O primeiro dia depois do fim do mundo


Viu-se subindo uma pastagem e, ao sentir o vento em sua barba, imaginou ser um viking. Sorriu de leve com o pensamento e para coroá-lo soltou um grito, bárbaro, másculo, insano. Ao longe, ouviu o barulho de cães brigando por algo, provavelmente uma carcaça. Mudou de rumo caminhando para o outro lado, não vira nenhum corpo há dois dias e não desejava zerar a contagem. Ao chegar no alto do morro, avistou uma fazenda, com casa, curral e paiol. Agachou-se, arrancou uma haste de capim e a colocou na boca, mastigando enquanto observava enquanto pensava. Isto apaziguava o seu medo de prosseguir. Pensava ser o homem mais sortudo da Terra, por ser o único sobrevivente, ou o homem mais azarado da Terra, por ser o único sobrevivente. Não sabia o que temia mais encontrar: um morto, um vivo ou um morto-vivo. Se bem que só havia encontrado do primeiro tipo há semanas. Depois de um tempo, como nada se movera, ele resolveu se mover em direção à sede. A necessidade o forçava, precisava reabastecer as garrafas d’água. Enquanto se aproximava, refletiu em tudo o que o destino estava abrindo mão para ele: festas de fim de ano com parentes insuportáveis, agora inexistentes, sorrisos falsos a colegas de trabalho mais falsos, também inexistentes, a venda de seu tempo de vida em troca do pagamento de contas e coisas que não queria ter, mas que era socialmente forçado a ter, tudo inexistente, tudo passado, tudo lembrança. Não viria a ter família, filhos, dívidas e aposentadoria. Em um mundo normal seria taxado de louco. Agora era ele quem taxava aquele mundo de louco. Estava aprendendo a ser feliz com detalhes, a ser o Deus das observações. Havia um poço ao lado da casa e, ao puxar o balde, percebeu que a água era boa. Talvez desse sorte em encontrar alimento dentro da casa e

- Olá...

Virou-se rapidamente para encontrar como dona da voz uma mulher segurando uma foice, mais assustada que ele.

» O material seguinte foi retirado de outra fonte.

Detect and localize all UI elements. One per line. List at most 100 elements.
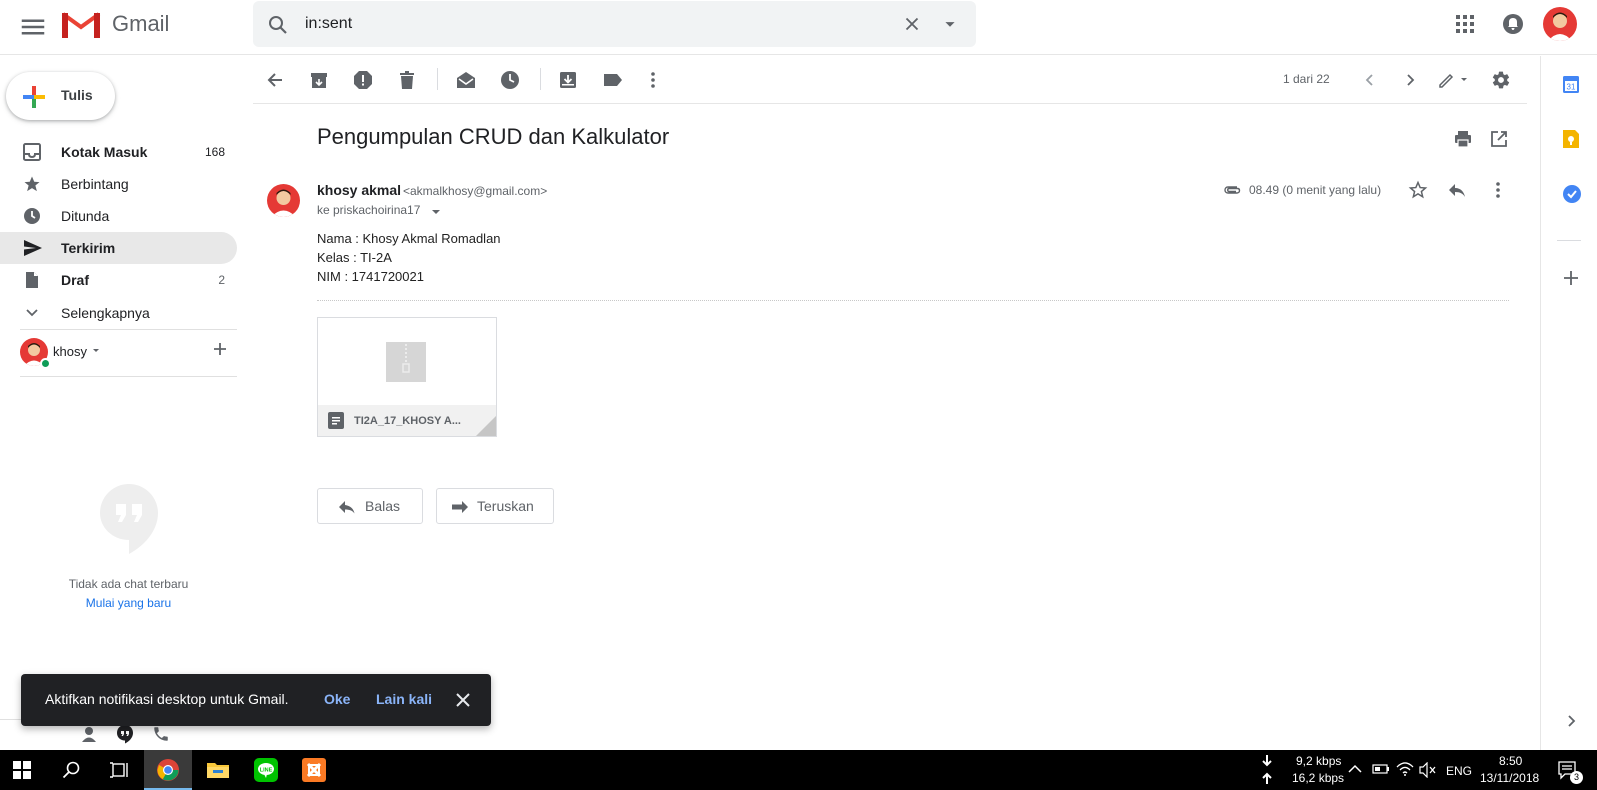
gmail-wordmark[interactable]: Gmail bbox=[112, 11, 169, 37]
snackbar-text: Aktifkan notifikasi desktop untuk Gmail. bbox=[45, 691, 289, 707]
file-explorer-icon[interactable] bbox=[194, 750, 242, 790]
notification-count-badge: 3 bbox=[1570, 771, 1583, 784]
toolbar-separator bbox=[540, 68, 541, 90]
more-vert-icon[interactable] bbox=[1488, 180, 1508, 200]
calendar-icon[interactable]: 31 bbox=[1562, 74, 1580, 94]
inbox-count: 168 bbox=[204, 145, 225, 159]
line-app-icon[interactable]: LINE bbox=[242, 750, 290, 790]
add-chat-icon[interactable] bbox=[211, 340, 229, 358]
sidebar-item-more[interactable]: Selengkapnya bbox=[0, 297, 237, 329]
snackbar-ok-button[interactable]: Oke bbox=[324, 691, 350, 707]
delete-icon[interactable] bbox=[397, 70, 417, 90]
no-chat-text: Tidak ada chat terbaru bbox=[68, 577, 189, 591]
prev-page-icon[interactable] bbox=[1360, 70, 1380, 90]
search-icon[interactable] bbox=[266, 13, 290, 37]
xampp-icon[interactable] bbox=[290, 750, 338, 790]
sidebar-item-inbox[interactable]: Kotak Masuk 168 bbox=[0, 136, 237, 168]
attachment-card[interactable]: TI2A_17_KHOSY A... bbox=[317, 317, 497, 437]
action-center-icon[interactable]: 3 bbox=[1557, 760, 1583, 784]
attachment-name: TI2A_17_KHOSY A... bbox=[354, 415, 461, 427]
taskbar-search-icon[interactable] bbox=[48, 750, 96, 790]
phone-icon[interactable] bbox=[152, 725, 170, 743]
sidebar-item-label: Ditunda bbox=[61, 208, 110, 224]
message-time: 08.49 (0 menit yang lalu) bbox=[1249, 183, 1382, 197]
notifications-icon[interactable] bbox=[1502, 13, 1524, 35]
input-tools-icon[interactable] bbox=[1437, 70, 1471, 90]
main-menu-icon[interactable] bbox=[18, 12, 48, 42]
search-options-icon[interactable] bbox=[939, 13, 961, 35]
side-panel: 31 bbox=[1540, 56, 1597, 750]
sidebar-item-sent[interactable]: Terkirim bbox=[0, 232, 237, 264]
contacts-icon[interactable] bbox=[80, 725, 98, 743]
user-status-dropdown-icon[interactable] bbox=[91, 346, 101, 356]
snooze-clock-icon[interactable] bbox=[500, 70, 520, 90]
download-speed: 9,2 kbps bbox=[1296, 754, 1342, 768]
windows-start-icon[interactable] bbox=[0, 750, 48, 790]
language-indicator[interactable]: ENG bbox=[1446, 764, 1472, 778]
chat-bubble-icon bbox=[98, 482, 160, 556]
account-avatar[interactable] bbox=[1543, 7, 1577, 41]
add-addon-icon[interactable] bbox=[1563, 270, 1579, 286]
sender-avatar[interactable] bbox=[267, 184, 300, 217]
tray-expand-chevron-icon[interactable] bbox=[1348, 764, 1362, 774]
archive-icon[interactable] bbox=[309, 70, 329, 90]
mark-unread-icon[interactable] bbox=[455, 70, 477, 90]
forward-button[interactable]: Teruskan bbox=[436, 488, 554, 524]
compose-label: Tulis bbox=[61, 87, 93, 103]
recipient-details-dropdown-icon[interactable] bbox=[431, 207, 441, 217]
message-divider bbox=[317, 300, 1509, 301]
label-icon[interactable] bbox=[602, 70, 624, 90]
sidebar-item-label: Draf bbox=[61, 272, 90, 288]
document-icon bbox=[328, 412, 344, 429]
page-fold-corner bbox=[476, 416, 496, 436]
report-spam-icon[interactable] bbox=[353, 70, 373, 90]
zip-file-icon bbox=[386, 342, 426, 382]
search-input[interactable] bbox=[305, 11, 865, 37]
wifi-icon[interactable] bbox=[1396, 761, 1414, 777]
clear-search-icon[interactable] bbox=[901, 13, 923, 35]
clock-time[interactable]: 8:50 bbox=[1499, 754, 1522, 768]
attachment-clip-icon bbox=[1223, 183, 1241, 197]
print-icon[interactable] bbox=[1453, 129, 1473, 149]
tasks-icon[interactable] bbox=[1562, 184, 1582, 204]
star-icon bbox=[23, 175, 41, 193]
message-subject: Pengumpulan CRUD dan Kalkulator bbox=[317, 124, 670, 149]
search-bar bbox=[253, 1, 976, 47]
reply-icon[interactable] bbox=[1447, 180, 1467, 200]
next-page-icon[interactable] bbox=[1400, 70, 1420, 90]
message-body-line: Nama : Khosy Akmal Romadlan bbox=[317, 231, 501, 246]
hangouts-icon[interactable] bbox=[116, 724, 134, 744]
expand-panel-chevron-icon[interactable] bbox=[1563, 713, 1579, 729]
windows-taskbar: LINE 9,2 kbps 16,2 kbps ENG 8:50 13/11/2… bbox=[0, 750, 1597, 790]
snackbar-later-button[interactable]: Lain kali bbox=[376, 691, 432, 707]
reply-button[interactable]: Balas bbox=[317, 488, 423, 524]
apps-grid-icon[interactable] bbox=[1454, 13, 1476, 35]
volume-muted-icon[interactable] bbox=[1419, 762, 1437, 778]
back-arrow-icon[interactable] bbox=[265, 70, 285, 90]
chrome-taskbar-icon[interactable] bbox=[144, 750, 192, 790]
move-to-icon[interactable] bbox=[558, 70, 578, 90]
more-vert-icon[interactable] bbox=[643, 70, 663, 90]
compose-plus-icon bbox=[23, 86, 45, 108]
hangouts-username: khosy bbox=[53, 344, 87, 359]
compose-button[interactable]: Tulis bbox=[6, 72, 115, 120]
message-body-line: NIM : 1741720021 bbox=[317, 269, 424, 284]
keep-icon[interactable] bbox=[1562, 129, 1580, 149]
sidebar-item-snoozed[interactable]: Ditunda bbox=[0, 200, 237, 232]
close-icon[interactable] bbox=[455, 692, 471, 708]
gmail-logo-icon[interactable] bbox=[61, 10, 101, 40]
sidebar-divider bbox=[20, 329, 237, 330]
star-outline-icon[interactable] bbox=[1408, 180, 1428, 200]
sidebar-item-label: Berbintang bbox=[61, 176, 129, 192]
open-new-window-icon[interactable] bbox=[1489, 129, 1509, 149]
sidebar-item-drafts[interactable]: Draf 2 bbox=[0, 264, 237, 296]
drafts-count: 2 bbox=[218, 273, 225, 287]
start-new-chat-link[interactable]: Mulai yang baru bbox=[20, 596, 237, 610]
clock-date[interactable]: 13/11/2018 bbox=[1480, 771, 1539, 785]
sidebar-item-starred[interactable]: Berbintang bbox=[0, 168, 237, 200]
inbox-icon bbox=[23, 143, 41, 161]
battery-icon[interactable] bbox=[1372, 763, 1390, 775]
settings-gear-icon[interactable] bbox=[1491, 70, 1511, 90]
task-view-icon[interactable] bbox=[96, 750, 144, 790]
sidebar-item-label: Kotak Masuk bbox=[61, 144, 148, 160]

- Não, não se assuste, você pode pegar a água que quiser. É que eu não converso com alguém faz tempo e estou feliz em saber que não sou a única pessoa que sobreviveu e

O tiro a atingiu no meio da testa. Ele esperou um momento antes de guardar a arma na cintura e voltar a encher o cantil. Tudo de volta ao normal. Menos a droga da contagem, agora duplamente zerada.